Des chats, chez moi, il y en avait plus d’un. Des fois, je les regardais et mon père sifflait le « Matou revient ». Et malgré toute l’absurdité étrange et dérangeante de cette histoire terrifiante, j’y découvrais en plus quelque chose qui me rassurait. Après tout, mes chats aussi étaient des matous. Eux aussi, reviendraient toujours.
Je pense qu’aucune autre chanson n’a pu développer en moi des sentiments autant contradictoires. Entre l’horreur, le dégoût, la peur, l’amusement, le soulagement, le mystère… J’écoutais cette chanson à reculons, mais quand mon père la chantonnait, je lui demandais de la mettre en entier. Je la fuyais quand je pouvais, mais quand je l’écoutais, je la faisais tourner plusieurs fois avant de m’en lasser. J’en discutais avec mon frère et ma sœur et quand ils essayaient de théoriser sur la façon qu’avait le chat pour toujours s’en sortir, ou du moyen sûr pour s’en débarrasser. Ils m’expliquaient qu’il fallait envoyer le chat sur la lune, dans une fusée qui pouvait exploser dans un cratère. Je les priais d’arrêter, terrifié. Cette musique avait une influence si forte qu’elle m’avait rendu aussi absurde qu’elle.
Le livre en papier que nous lisions en parallèle n’était pas mieux. Il parlait d’un chat dont la colonne vertébrale l’avait transformé en chameau dont personne ne voulait, obligé de fuir les coups de pied des humains qui le trouvaient laid. Comme j’écoutais les deux en même temps, les deux histoires fusionnaient, rendant la chanson encore plus terrible et difforme. Le chat gris qui tentait d’être tué par la ville entière devenait un chat-meau, la violence envers lui plus horrible encore.

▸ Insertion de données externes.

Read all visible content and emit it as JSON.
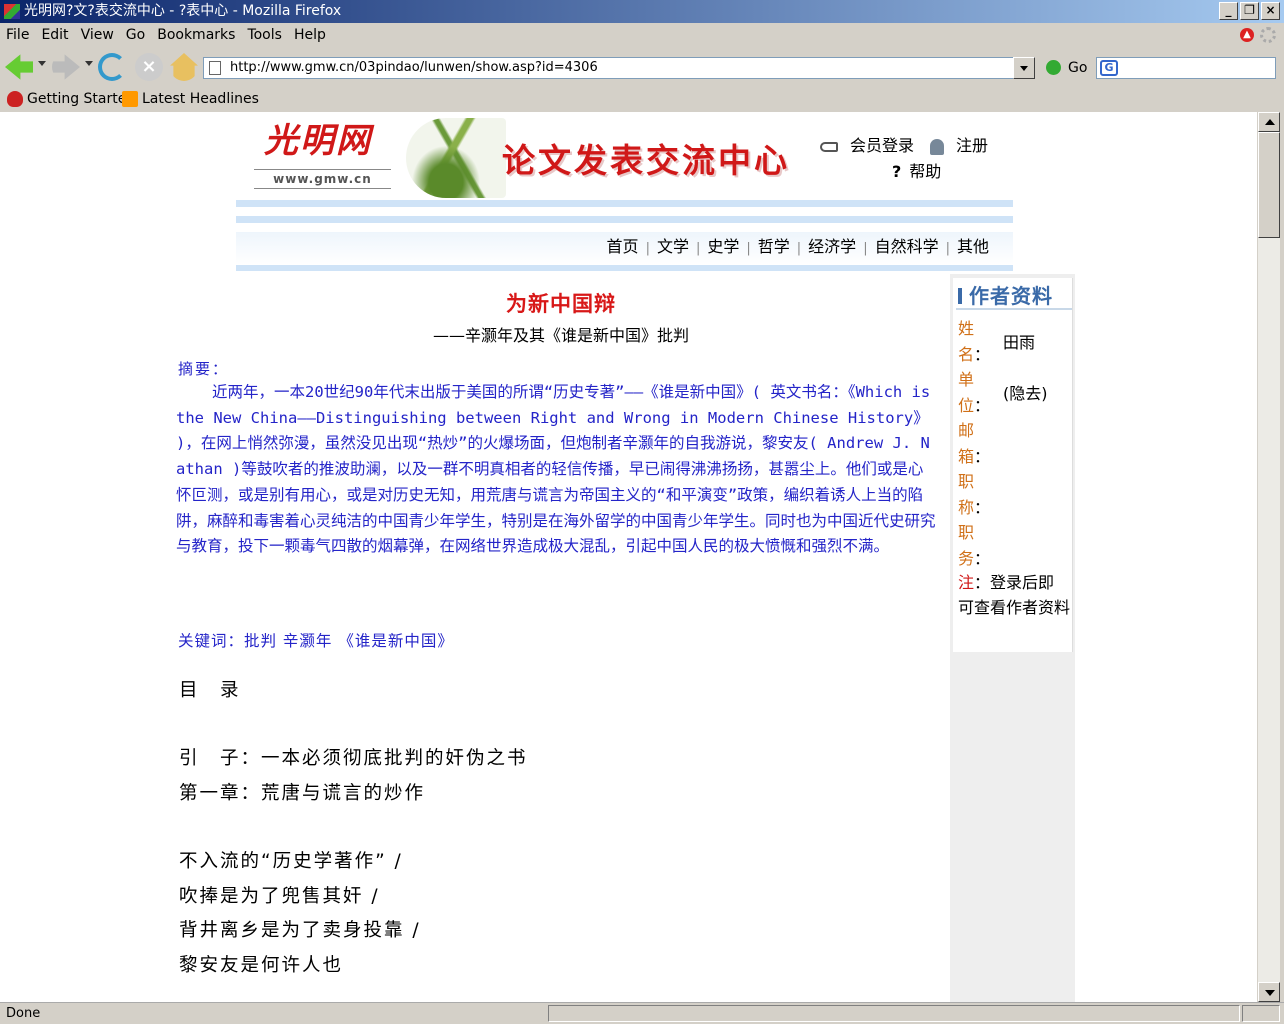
{
  "window": {
    "title": "光明网?文?表交流中心 - ?表中心 - Mozilla Firefox"
  },
  "menu": [
    "File",
    "Edit",
    "View",
    "Go",
    "Bookmarks",
    "Tools",
    "Help"
  ],
  "toolbar": {
    "url": "http://www.gmw.cn/03pindao/lunwen/show.asp?id=4306",
    "go_label": "Go"
  },
  "bookmarks": [
    "Getting Started",
    "Latest Headlines"
  ],
  "status": "Done",
  "site": {
    "logo_text": "光明网",
    "logo_url": "www.gmw.cn",
    "title": "论文发表交流中心",
    "login": "会员登录",
    "register": "注册",
    "help": "帮助",
    "nav": [
      "首页",
      "文学",
      "史学",
      "哲学",
      "经济学",
      "自然科学",
      "其他"
    ]
  },
  "article": {
    "title": "为新中国辩",
    "subtitle": "——辛灏年及其《谁是新中国》批判",
    "abstract_label": "摘要：",
    "abstract": "近两年，一本20世纪90年代末出版于美国的所谓“历史专著”——《谁是新中国》( 英文书名：《Which is the New China——Distinguishing between Right and Wrong in Modern Chinese History》 )，在网上悄然弥漫，虽然没见出现“热炒”的火爆场面，但炮制者辛灏年的自我游说，黎安友( Andrew J. Nathan )等鼓吹者的推波助澜，以及一群不明真相者的轻信传播，早已闹得沸沸扬扬，甚嚣尘上。他们或是心怀叵测，或是别有用心，或是对历史无知，用荒唐与谎言为帝国主义的“和平演变”政策，编织着诱人上当的陷阱，麻醉和毒害着心灵纯洁的中国青少年学生，特别是在海外留学的中国青少年学生。同时也为中国近代史研究与教育，投下一颗毒气四散的烟幕弹，在网络世界造成极大混乱，引起中国人民的极大愤慨和强烈不满。",
    "keywords": "关键词：批判 辛灏年 《谁是新中国》",
    "toc_heading": "目　录",
    "toc": [
      "引　子：一本必须彻底批判的奸伪之书",
      "第一章：荒唐与谎言的炒作",
      "不入流的“历史学著作” /",
      "吹捧是为了兜售其奸 /",
      "背井离乡是为了卖身投靠 /",
      "黎安友是何许人也"
    ]
  },
  "author": {
    "heading": "作者资料",
    "name_label": "姓名",
    "name": "田雨",
    "unit_label": "单位",
    "unit": "(隐去)",
    "email_label": "邮箱",
    "title_label": "职称",
    "position_label": "职务",
    "note_label": "注",
    "note": "：登录后即可查看作者资料"
  }
}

Voilà une chanson pour enfant comme il est difficile de refaire. Une musique qui convient à tous et à personne, qui plaît et qui dérange à la fois. Je ne saurai jamais si je suis heureux ou non de l’avoir découvert aussi jeune. Aujourd’hui, je l’écoute pour sa guitare précise et chirurgicale, cette voix qui se transforme au désir de l’histoire, et surtout pour ce refrain entêtant qui jamais ne s’en va, comme à l’image du chat qu’il décrit. Et pour toujours, je pense, je chanterai ce refrain en pensant à toutes les interrogations d’enfant qu’elle a pu me susciter.

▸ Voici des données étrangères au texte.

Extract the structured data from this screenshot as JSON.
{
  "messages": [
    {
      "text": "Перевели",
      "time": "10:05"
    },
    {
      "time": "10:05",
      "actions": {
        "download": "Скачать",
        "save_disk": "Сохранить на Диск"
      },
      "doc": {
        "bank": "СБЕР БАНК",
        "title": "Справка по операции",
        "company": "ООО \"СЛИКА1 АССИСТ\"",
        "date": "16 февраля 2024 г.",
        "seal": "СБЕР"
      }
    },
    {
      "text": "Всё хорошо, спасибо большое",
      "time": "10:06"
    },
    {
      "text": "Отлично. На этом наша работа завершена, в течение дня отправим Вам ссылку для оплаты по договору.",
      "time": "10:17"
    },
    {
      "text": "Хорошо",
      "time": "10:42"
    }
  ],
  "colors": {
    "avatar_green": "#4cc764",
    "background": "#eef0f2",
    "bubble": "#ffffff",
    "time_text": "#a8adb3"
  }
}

Matou revient le jour suivant… Matou revient, il est toujours vivant…
Pourquoi il veut tuer son chat ? Pourquoi le chat revient tout le temps? Pourquoi le monsieur est méchant ? Est-ce que c'est du hachis parmentier de chat que l'on nous fait manger ? L'enfant est mort ?

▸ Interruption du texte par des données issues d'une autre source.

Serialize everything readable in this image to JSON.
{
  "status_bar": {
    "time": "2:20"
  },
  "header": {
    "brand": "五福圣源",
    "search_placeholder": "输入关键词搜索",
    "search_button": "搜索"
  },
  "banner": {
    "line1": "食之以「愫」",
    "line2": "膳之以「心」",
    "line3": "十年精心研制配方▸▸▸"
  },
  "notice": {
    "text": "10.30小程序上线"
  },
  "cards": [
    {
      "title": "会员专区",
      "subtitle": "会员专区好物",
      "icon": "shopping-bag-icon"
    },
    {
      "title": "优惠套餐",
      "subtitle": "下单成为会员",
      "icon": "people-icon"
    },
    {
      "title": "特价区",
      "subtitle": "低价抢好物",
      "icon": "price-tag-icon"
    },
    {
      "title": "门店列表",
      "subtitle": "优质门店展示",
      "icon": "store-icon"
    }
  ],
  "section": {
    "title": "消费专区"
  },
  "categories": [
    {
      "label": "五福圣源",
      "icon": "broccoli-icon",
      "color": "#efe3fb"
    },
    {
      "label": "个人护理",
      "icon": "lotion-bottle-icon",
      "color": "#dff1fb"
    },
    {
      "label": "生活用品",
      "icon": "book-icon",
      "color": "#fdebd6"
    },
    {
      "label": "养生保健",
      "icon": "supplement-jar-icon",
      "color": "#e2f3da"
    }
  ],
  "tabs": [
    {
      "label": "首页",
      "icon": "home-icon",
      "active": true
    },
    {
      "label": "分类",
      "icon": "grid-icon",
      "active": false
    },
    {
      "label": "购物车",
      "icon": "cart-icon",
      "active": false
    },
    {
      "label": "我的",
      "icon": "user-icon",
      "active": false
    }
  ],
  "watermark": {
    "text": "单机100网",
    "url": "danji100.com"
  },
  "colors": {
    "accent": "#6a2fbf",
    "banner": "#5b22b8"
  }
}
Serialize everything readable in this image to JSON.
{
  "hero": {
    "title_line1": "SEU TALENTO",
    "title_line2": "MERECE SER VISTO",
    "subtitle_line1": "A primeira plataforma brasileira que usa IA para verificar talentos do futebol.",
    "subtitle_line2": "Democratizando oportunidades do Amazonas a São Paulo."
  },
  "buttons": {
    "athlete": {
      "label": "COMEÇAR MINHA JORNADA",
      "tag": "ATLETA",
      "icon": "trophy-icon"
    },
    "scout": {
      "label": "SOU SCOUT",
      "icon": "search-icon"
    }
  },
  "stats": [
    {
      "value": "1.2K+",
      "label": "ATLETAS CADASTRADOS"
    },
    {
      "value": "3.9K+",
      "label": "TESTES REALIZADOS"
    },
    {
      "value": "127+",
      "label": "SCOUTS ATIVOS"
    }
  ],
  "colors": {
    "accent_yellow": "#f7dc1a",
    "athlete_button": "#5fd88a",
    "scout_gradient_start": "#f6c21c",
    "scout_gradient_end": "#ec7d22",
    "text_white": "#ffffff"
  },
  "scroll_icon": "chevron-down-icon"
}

Aujourd'hui je pointe du doigt les adultes d'hier et ma question est : mais pourquoi nous a-t-on fait écouter cette horreur si petits ?
Le passage du Hachis ou Steve Waring imite les cris du chat, il est terrible oui. Vocalement, en tant que musicien intervenant, c'est très intéressant, on pourrait faire plein de choses pédagogiques dessus. Mais en maternelle CP... compliqué x) Je pense aussi que c'est le côté ambivalent du chanteur ; il avait des choses qui étaient très bien adaptées pour les petits en mater/cp, et d'autres... beaucoup moins ! Mais comme on a tendance à cataloguer un chanteur a une période scolaire données, ça a du donner ce genre de choses...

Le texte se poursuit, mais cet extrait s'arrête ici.